How to Get Your Voice Heard in Meetings

Meetings can be a particularly problematic, yet important, platform. They are the place where we’re most visible, and, can feel drowned out amongst a room of people all fighting to get attention.

It pays to contribute confidently in meetings. You don’t want to end up in a six-month performance review with a boss who complains that you “don’t speak up.”

A few ideas that may help to make you get heard:

Get Your Voice into the Room Quickly

You have to be a good strategist. Instead of leaving your contribution to chance — have a plan. Challenge yourself to put your ideas on the table in the first few minutes, the vibe of the meeting is set early, and by contributing then, you’re establishing yourself as an active participant.

Another strategy is to get on the agenda in a prominent role. If you don’t have a formal presentation, you can request to be put on with the meeting organizer.

Ask Pertinent Questions

Asking questions can be easier than sharing ideas, it helps clarify everyone’s thinking if, in the battle between competing ideas, you can propose a thought-provoking question. You may even want to write down a list of questions in advance. Even if you don’t ask them.

Interrupted… Interrupt Back

Be bold say: “Stop interrupting Me.”, “I just said that.” Or “No explanation needed.” Try the joking-not-joking approach. For instance, “Hang on; I’ve still got the floor.” Or even, “Do we really need to use parliamentary procedure here!” Just don’t stay silent.

Also, get in the habit of helping turn attention back to other people who get interrupted. If you do this consistently for everyone, when you do it for yourself you’ll come across as someone who pays attention, with an appetite for order, rather than as someone seeking self gratification. And, of course, some of the people you lend a hand to may do the same for you at some stage.

Practice Socially

Taking a public speaking class isn’t a great idea, because speechmaking is pretty much a pre determined process, this won’t usually happen in the free for all of a meeting. If you have trouble speaking up (or if the trouble isn’t yours, but rather a personality problem held by co-workers), you’re going to want to practice.

Try joining a book group, show up and make your opinions about The Fifty Shades of Grey heard. If you get steamrollered and have a terrible time it’s better to happen at the Bishops Park Bookworms than at work. Pick other groups as well, and keep at it until you can hold your place in any room.

Be Concise

Most of the little speeches people make in meetings would be more powerful if they simply ended sooner. If you’ve made your point, simply stop talking, don’t follow it with a bunch of wasted verbiage, or people will then tend to think that half of what you always say is drivel. Cut the crap. Say what you mean. Then stop.
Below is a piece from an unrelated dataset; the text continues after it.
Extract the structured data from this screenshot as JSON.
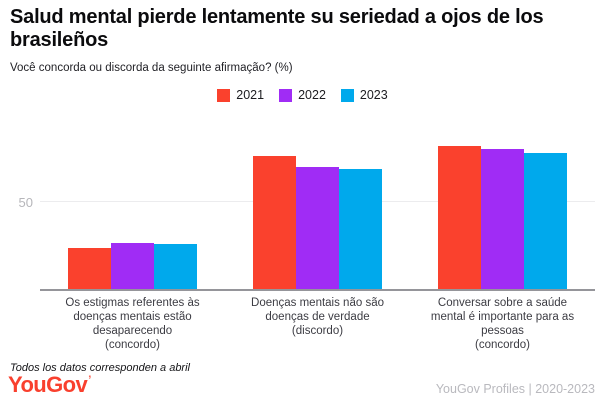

This may seem counter-intuitive, but by far the most effective way to get people’s attention is to give them yours. Whenever you feel like someone isn’t listening to you, try really listening to him or her first, and then see what happens. It doesn’t always work (some people are truly self-involved), but it usually does.

Create a Pact with a Friend

Ask them to nod and look interested when you speak (when they’re interested, of course). Let them to back you up publicly in meetings. Seriously, try it. It’s not fair, but if it works… who cares!

Practice Assertive Body Language

Sit at the table, point to someone, stand up, walk to the front of the room, and maybe place your hand on the table— whatever it takes. These “power poses” make you appear more authoritative, and they actually increase hormone levels in your brain giving your confidence a boost as well. Why not try “leaning in”, researchers have found that physically leaning in makes you less likely to be interrupted.

Own Your Voice

Speak authoritatively. Avoid the soft voice (authority is associated with the strong, firm voice, not with a softer, lighter tone). When you do talk, cut to the chase, focus on topics people find interesting, and paint a vivid picture, explain less, but use clear, compelling words and images. Whatever you do, never, never apologise before you speak.

If all else fails, you can always learn how to talk really, really… LOUDLY!